O Papel Transformador da Cultura
No dia 10 de fevereiro, Salvador foi o palco de estreia do Fórum Brasil Criativo, promovido pela Secretaria de Economia Criativa do Ministério da Cultura (SEC). Este evento marca o início de uma série de encontros que ocorrerão em todas as regiões do Brasil, com o objetivo de discutir a relevância da cultura e da economia criativa para o desenvolvimento econômico, social e ambiental do país. O fórum reuniu gestores, especialistas e representantes do setor cultural, que se uniram para explorar como a cultura pode impulsionar o desenvolvimento.
A ministra da Cultura, Margareth Menezes, e a renomada economista Mariana Mazzucato, reconhecida internacionalmente por suas contribuições em economia e políticas públicas, marcaram presença na abertura do fórum. Durante o evento, também foi realizada a aula inaugural de 2026 da Escola Solano Trindade de Cultura e Economia Criativa (Escult). Este espaço foi criado com a intenção de promover a formação e qualificação de profissionais da área cultural.
Um dos destaques do evento foi a apresentação do Observatório Celso Furtado de Economia Criativa, que se dedica à coleta e análise de dados relevantes para o setor. A ministra Margareth Menezes enfatizou a importância do evento em um momento simbólico para Salvador, especialmente à beira do Carnaval. “Acreditamos no potencial transformador da cultura, que ainda é um campo pouco explorado, mas cheio de possibilidades para a economia criativa”, declarou.
Ela complementou, ressaltando que o Carnaval, por exemplo, é uma demonstração clara de como a cultura pode movimentar a economia em tempos difíceis. “Em momentos de crise, é a criatividade humana que nos oferece soluções. As respostas não vêm apenas de empresas, mas das mentes criativas que conseguem unir diferentes perspectivas para trilhar novos caminhos”, afirmou.
Um Novo Ciclo de Diálogo e Ação
Cláudia Leitão, secretária de Economia Criativa do MinC, destacou que o Fórum Brasil Criativo representa o início de um novo ciclo de discussão e ação em relação às políticas culturais. “Este é apenas o primeiro de muitos fóruns que irão dialogar com as realidades e necessidades de cada região, reconhecendo a cultura como uma ferramenta crucial para um desenvolvimento sustentável e inclusivo”, comentou.

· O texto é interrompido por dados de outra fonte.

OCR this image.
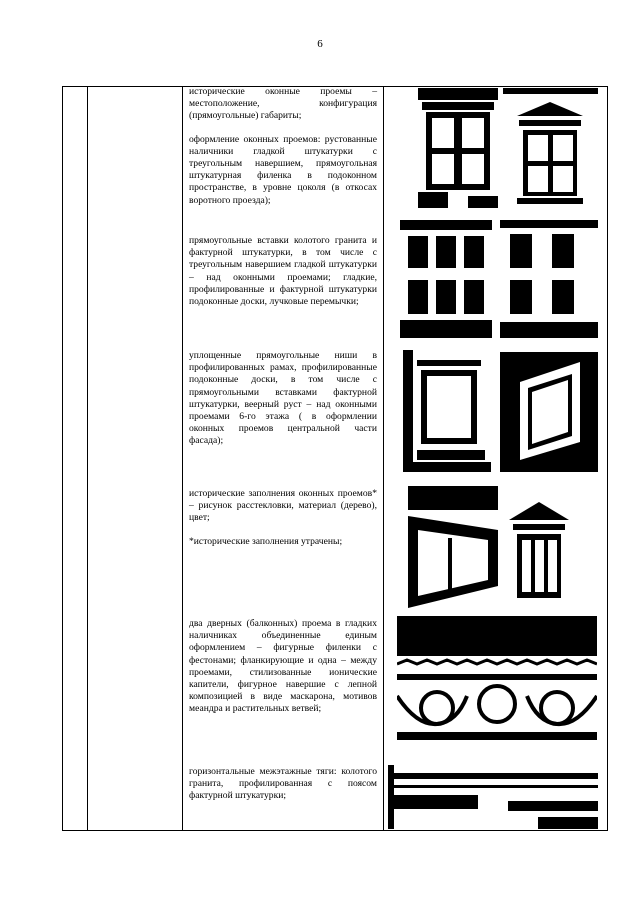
6

исторические оконные проемы – местоположение, конфигурация (прямоугольные) габариты;

оформление оконных проемов: рустованные наличники гладкой штукатурки с треугольным навершием, прямоугольная штукатурная филенка в подоконном пространстве, в уровне цоколя (в откосах воротного проезда);

прямоугольные вставки колотого гранита и фактурной штукатурки, в том числе с треугольным навершием гладкой штукатурки – над оконными проемами; гладкие, профилированные и фактурной штукатурки подоконные доски, лучковые перемычки;

уплощенные прямоугольные ниши в профилированных рамах, профилированные подоконные доски, в том числе с прямоугольными вставками фактурной штукатурки, веерный руст – над оконными проемами 6-го этажа ( в оформлении оконных проемов центральной части фасада);

исторические заполнения оконных проемов* – рисунок расстекловки, материал (дерево), цвет;

*исторические заполнения утрачены;

два дверных (балконных) проема в гладких наличниках объединенные единым оформлением – фигурные филенки с фестонами; фланкирующие и одна – между проемами, стилизованные ионические капители, фигурное навершие с лепной композицией в виде маскарона, мотивов меандра и растительных ветвей;

горизонтальные межэтажные тяги: колотого гранита, профилированная с поясом фактурной штукатурки;
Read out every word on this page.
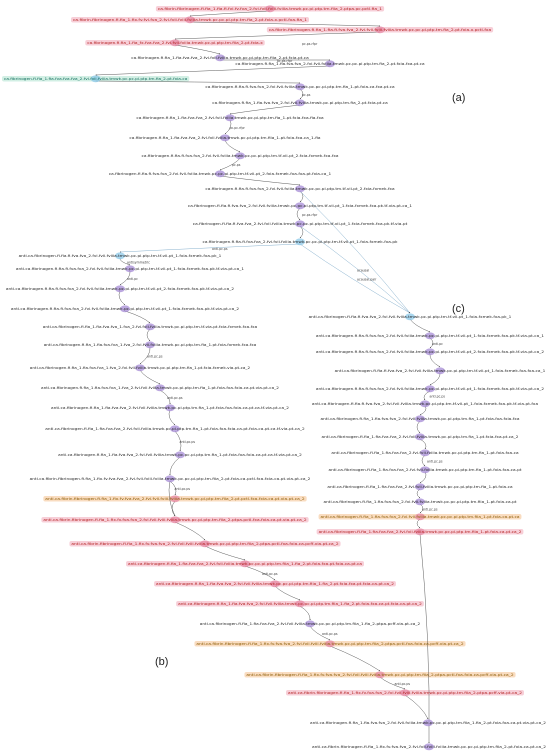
pc.ps.rfpr
pc.ps.rfpr
pc.ps
pc.pc.rfpr
pc.ps
pc.ps.rfpr
anti.pc.ps
antisymmetric
acausal.pair
anti.pc
anti.pc.ps
anti.pc.ps
anti.pc.ps
anti.pc.ps
anti.pc.ps
anti.pc.ps
anti.pc.ps
acausal
anti.pc
anti.pc.ps
anti.pc.ps
anti.pc.ps
ca.fibrin.fibrinogen.fi.fia_1.fia.fi.fvi.fv.fva_2.fvi.fvii.fviii.fviiia.tmwk.pc.pi.ptp.tm.fiia_2.ptpa.pc.pctl.fia_1
ca.fibrin.fibrinogen.fi.fia_1.fix.fv.fvi.fva_2.fvi.fvii.fviii.fviiia.tmwk.pc.pc.pi.ptp.tm.fia_2-pt.fxia-x.pctl-fxa-fia_1
ca.fibrin.fibrinogen.fi.fia_1.fia.fi.fva.fva_2.fvi.fvii.fviii.fviiia.tmwk.pc.pc.pi.ptp.tm.fia_2-pt.fxia-x.pctl-fxa
ca.fibrinogen.fi.fia_1.fia_fx.fva.fva_2.fvi.fvii.fviiia.tmwk.pc.pi.ptp.tm.fiia_2-pt.fxia-x
ca.fibrinogen.fi.fia_1.fia.fva.fva_2.fvi.fvii.fviiia.tmwk.pc.pi.ptp.tm.fiia_2-pt.fxia-pt.ca
ca.fibrinogen.fi.fia_1.fia.fva.fva_2.fvi.fvii.fviiia.tmwk.pc.pc.pi.ptp.tm.fia_2-pt.fxia-fxa-pt.ca
ca.fibrinogen.fi.fia_1.fia.fva.fva.fva_2.fvi.fvii.fviiia.tmwk.pc.pc.pi.ptp.tm.fia_2-pt.fxia-ca
ca.fibrinogen.fi.fia.fi.fva.fva_2.fvi.fvii.fviiia.tmwk.pc.pc.pi.ptp.tm.fia_1-pt.fxia-ca.fxa.pt.ca
ca.fibrinogen.fi.fia_1.fia.fva.fva_2.fvi.fvii.fviiia.tmwk.pc.pi.ptp.tm.fia_2-pt.fxia-pt.ca
ca.fibrinogen.fi.fia_1.fia.fva.fva_2.fvi.fvii.fviiia.tmwk.pc.pi.ptp.tm.fia_1-pt.fxia-fxa-fia-fxa
ca.fibrinogen.fi.fia_1.fia.fva.fva_2.fvi.fvii.fviiia.tmwk.pc.pi.ptp.tm.fiia_1-pt.fxia-fxa-ca_1-fia
ca.fibrinogen.fi.fia.fi.fva.fva_2.fvi.fvii.fviiia.tmwk.pc.pc.pi.ptp.tm.tf-vii-pt_2.fxia-fxmek-fxa-fxa
ca.fibrinogen.fi.fia.fi.fva.fva_2.fvi.fvii.fviiia.tmwk.pc.pc.pi.ptp.tm.tf-vii-pt_2.fxia-fxmek-fxa-fxa-pt.fxia-ca_1
ca.fibrinogen.fi.fia.fi.fva.fva_2.fvi.fvii.fviiia.tmwk.pc.pc.pi.ptp.tm.tf-vii-pt_2.fxia-fxmek-fxa
ca.fibrinogen.fi.fia.fi.fva.fva_2.fvi.fvii.fviiia.tmwk.pc.pc.pi.ptp.tm.tf-vii-pt_1.fxia-fxmek-fxa-pk.tf-via-pt-ca_1
ca.fibrinogen.fi.fia.fi.fva.fva_2.fvi.fvii.fviiia.tmwk.pc.pc.pi.ptp.tm.tf-vii-pt_1.fxia-fxmek-fxa-pk.tf-via-pt
ca.fibrinogen.fi.fia.fi.fva.fva_2.fvi.fvii.fviiia.tmwk.pc.pc.pi.ptp.tm.tf-vii-pt_1.fxia-fxmek-fxa-pk
anti.ca.fibrinogen.fi.fia.fi.fva.fva_2.fvi.fvii.fviiia.tmwk.pc.pi.ptp.tm.tf-vii-pt_1.fxia-fxmek-fxa-pk_1
anti.ca.fibrinogen.fi.fia.fi.fva.fva_2.fvi.fvii.fviiia.tmwk.pc.pi.ptp.tm.tf-vii-pt_1.fxia-fxmek-fxa-pk.tf-via-pt-ca_1
anti.ca.fibrinogen.fi.fia.fi.fva.fva_2.fvi.fvii.fviiia.tmwk.pc.pi.ptp.tm.tf-vii-pt_2.fxia-fxmek-fxa-pk.tf-via-pt-ca_2
anti.ca.fibrinogen.fi.fia.fi.fva.fva_2.fvi.fvii.fviiia.tmwk.pc.pi.ptp.tm.tf-vii-pt_1.fxia-fxmek-fxa-pk.tf-via-pt-ca_2
anti.ca.fibrinogen.fi.fia_1.fia.fva.fva_1.fva_2.fvi.fvii.fviiia.tmwk.pc.pi.ptp.tm.tf-via-pt.fxia-fxmek-fxa-fxa
anti.ca.fibrinogen.fi.fia_1.fia.fva.fva_1.fva_2.fvi.fvii.fviiia.tmwk.pc.pi.ptp.tm.fia_1.pt.fxia-fxmek-fxa-fxa
anti.ca.fibrinogen.fi.fia_1.fia.fva.fva_1.fva_2.fvi.fvii.fviiia.tmwk.pc.pi.ptp.tm.fia_1.pt.fxia-fxmek-via-pt-ca_2
anti.ca.fibrinogen.fi.fia_1.fia.fva.fva_1.fva_2.fvi.fvii.fviiia.tmwk.pc.pi.ptp.tm.fia_1.pt.fxia-fxa-fxia-ca.pt.via-pt-ca_2
anti.ca.fibrinogen.fi.fia_1.fia.fva.fva_2.fvi.fvii.fviiia.tmwk.pc.pi.ptp.tm.fia_1-pt.fxia-fxa-fxia-ca-pt.ca.tf-via-pt-ca_2
anti.ca.fibrinogen.fi.fia_1.fia.fva.fva_2.fvi.fvii.fviiia.tmwk.pc.pi.ptp.tm.fia_1-pt.fxia-fxa-fxia-ca-pt.fxia-ca-pt.ca.tf-via-pt-ca_2
anti.ca.fibrinogen.fi.fia_1.fia.fva.fva_2.fvi.fvii.fviiia.tmwk.pc.pc.pi.ptp.tm.fia_1-pt.fxia-fxa-fxia-ca-pt.ca.tf-via-pt-ca_2
anti.ca.fibrin.fibrinogen.fi.fia_1.fix.fv.fva.fva_2.fvi.fvii.fviii.fviiia.tmwk.pc.pc.pi.ptp.tm.fiia_2-pt.fxia-ca-pctl-fxa-fxia-ca-pt.via-pt-ca_2
anti.ca.fibrin.fibrinogen.fi.fia_1.fix.fv.fva.fva_2.fvi.fvii.fviii.fviiia.tmwk.pc.pi.ptp.tm.fiia_2-pt.pctl-fxa-fxia-ca-pt.via-pt-ca_2
anti.ca.fibrin.fibrinogen.fi.fia_1.fix.fv.fva.fva_2.fvi.fvii.fviii.fviiia.tmwk.pc.pi.ptp.tm.fiia_2-ptpa-pctl-fxa-fxia-ca-pt.via-pt-ca_2
anti.ca.fibrin.fibrinogen.fi.fia_1.fix.fv.fva.fva_2.fvi.fvii.fviii.fviiia.tmwk.pc.pi.ptp.tm.fiia_2-ptpa-pctl-fxa-fxia-ca-pcff-via-pt-ca_2
anti.ca.fibrinogen.fi.fia_1.fia.fva.fva_2.fvi.fvii.fviiia.tmwk.pc.pc.pi.ptp.tm.fiia_1.fia_2.pt.fxia-fxa-pt.fxia-ca-pt.ca
anti.ca.fibrinogen.fi.fia_1.fia.fva.fva_2.fvi.fvii.fviiia.tmwk.pc.pc.pi.ptp.tm.fiia_1.fia_2.pt.fxia-fxa-pt.fxia-ca-pt.ca_2
anti.ca.fibrinogen.fi.fia_1.fia.fva.fva_2.fvi.fvii.fviiia.tmwk.pc.pc.pi.ptp.tm.fiia_1.fia_2.pt.fxia-fxa-ca.pt.fxia-ca-pt.ca_2
anti.ca.fibrinogen.fi.fia_1.fia.fva.fva_2.fvi.fvii.fviiia.tmwk.pc.pc.pi.ptp.tm.fiia_1.fia_2-ptpa-pcff-via-pt-ca_2
anti.ca.fibrin.fibrinogen.fi.fia_1.fix.fv.fva.fva_2.fvi.fvii.fviii.fviiia.tmwk.pc.pi.ptp.tm.fiia_2-ptpa-pctl-fxa-fxia-ca-pcff-via-pt-ca_2
anti.ca.fibrin.fibrinogen.fi.fia_1.fix.fv.fva.fva_2.fvi.fvii.fviii.fviiia.tmwk.pc.pi.ptp.tm.fiia_2-ptpa-pctl-fxa-fxia-ca-pcff-via-pt-ca_2
anti.ca.fibrin.fibrinogen.fi.fia_1.fix.fv.fva.fva_2.fvi.fvii.fviii.fviiia.tmwk.pc.pi.ptp.tm.fiia_2-ptpa-pcff-via-pt-ca_2
anti.ca.fibrinogen.fi.fia_1.fia.fva.fva_2.fvi.fvii.fviiia.tmwk.pc.pc.pi.ptp.tm.fiia_1.fia_2-pt.fxia-fxa-ca-pt.via-pt-ca_2
anti.ca.fibrinogen.fi.fia.fi.fva.fva_2.fvi.fvii.fviiia.tmwk.pc.pi.ptp.tm.tf-vii-pt_1.fxia-fxmek-fxa-pk_1
anti.ca.fibrinogen.fi.fia.fi.fva.fva_2.fvi.fvii.fviiia.tmwk.pc.pi.ptp.tm.tf-vii-pt_1.fxia-fxmek-fxa-pk.tf-via-pt-ca_1
anti.ca.fibrinogen.fi.fia.fi.fva.fva_2.fvi.fvii.fviiia.tmwk.pc.pi.ptp.tm.tf-vii-pt_2.fxia-fxmek-fxa-pk.tf-via-pt-ca_2
anti.ca.fibrinogen.fi.fia.fi.fva.fva_2.fvi.fvii.fviiia.tmwk.pc.pi.ptp.tm.tf-vii-pt_1.fxia-fxmek-fxa-fxa-ca_1
anti.ca.fibrinogen.fi.fia.fi.fva.fva_2.fvi.fvii.fviiia.tmwk.pc.pi.ptp.tm.tf-vii-pt_1.fxia-fxmek-fxa-pk.tf-via-pt-ca_2
anti.ca.fibrinogen.fi.fia.fi.fva.fva_2.fvi.fvii.fviiia.tmwk.pc.pi.ptp.tm.tf-vii-pt_1.fxia-fxmek-fxa-pk.tf-via-pt-fxa
anti.ca.fibrinogen.fi.fia_1.fia.fva.fva_2.fvi.fvii.fviiia.tmwk.pc.pi.ptp.tm.fia_1-pt.fxia-fxa-fxia-fxa
anti.ca.fibrinogen.fi.fia_1.fia.fva.fva_2.fvi.fvii.fviiia.tmwk.pc.pi.ptp.tm.fia_1-pt.fxia-fxa-pt.ca_2
anti.ca.fibrinogen.fi.fia_1.fia.fva.fva_2.fvi.fvii.fviiia.tmwk.pc.pi.ptp.tm.fia_1-pt.fxia-fxa-ca
anti.ca.fibrinogen.fi.fia_1.fia.fva.fva_2.fvi.fvii.fviiia.tmwk.pc.pi.ptp.tm.fia_1-pt.fxia-fxa-ca-pt
anti.ca.fibrinogen.fi.fia_1.fia.fva.fva_2.fvi.fvii.fviiia.tmwk.pc.pc.pi.ptp.tm.fia_1-pt.fxia-ca
anti.ca.fibrinogen.fi.fia_1.fia.fva.fva_2.fvi.fvii.fviiia.tmwk.pc.pc.pi.ptp.tm.fiia_1-pt.fxia-ca-pt
anti.ca.fibrinogen.fi.fia_1.fia.fva.fva_2.fvi.fvii.fviiia.tmwk.pc.pc.pi.ptp.tm.fiia_1-pt.fxia-ca-pt.ca
anti.ca.fibrinogen.fi.fia_1.fia.fva.fva_2.fvi.fvii.fviiia.tmwk.pc.pc.pi.ptp.tm.fiia_1-pt.fxia-ca-pt.ca_2
anti.ca.fibrin.fibrinogen.fi.fia_1.fix.fv.fva.fva_2.fvi.fvii.fviii.fviiia.tmwk.pc.pc.pi.ptp.tm.fiia_2-pt.fxia-ca-pt.ca_2
(a)
(c)
(b)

Em sua fala, Leitão ressaltou que “a cultura deve ter um papel central na agenda de desenvolvimento”, criando um espaço para debater as diversidades do Brasil criativo. “Mesmo que não estivéssemos aqui, a cultura brasileira continua a florescer, resistindo e nos lembrando da importância da liberdade e da criatividade”, completou.
A deputada Lídice da Mata também fez uma observação significativa, apontando a necessidade de entender a economia criativa além do simples conceito de produto cultural. Para ela, a abordagem do Ministério da Cultura amplia as discussões ao integrar inovação e criação como elementos fundamentais. “O essencial é que consigamos unir forças para colocar a economia criativa no coração do nosso desenvolvimento”, concluiu.
Aula Magna com Mariana Mazzucato
O ponto alto do evento foi a Aula Magna ministrada por Mariana Mazzucato, cujo tema foi “O valor público das artes e da cultura”. Essa aula faz parte de uma iniciativa colaborativa com o MinC. Mazzucato enfatizou que a cultura não deve ser vista como um setor isolado, mas sim como a base para o crescimento e desenvolvimento. Ela criticou a percepção de que os investimentos em cultura são despesas secundárias, defendendo que a cultura deve ser um aspecto primordial nas decisões econômicas.
Ao usar o Carnaval como uma referência, Mazzucato afirmou que o evento deve ser encarado como uma plataforma constante de inovação e coesão social, cujo impacto se estende além dos dados imediatos da economia. “É crucial que medimos o valor abrangente do Carnaval, que envolve formação, criatividade e promoção da saúde mental ao longo do ano”, ressaltou.
O projeto Brasil Criativo tem como pilares a formação e qualificação de profissionais da cultura, além da produção de dados confiáveis que ajudem a orientar políticas públicas fundamentadas em evidências. Com isso, busca-se garantir que a cultura receba a atenção que realmente merece no cenário nacional.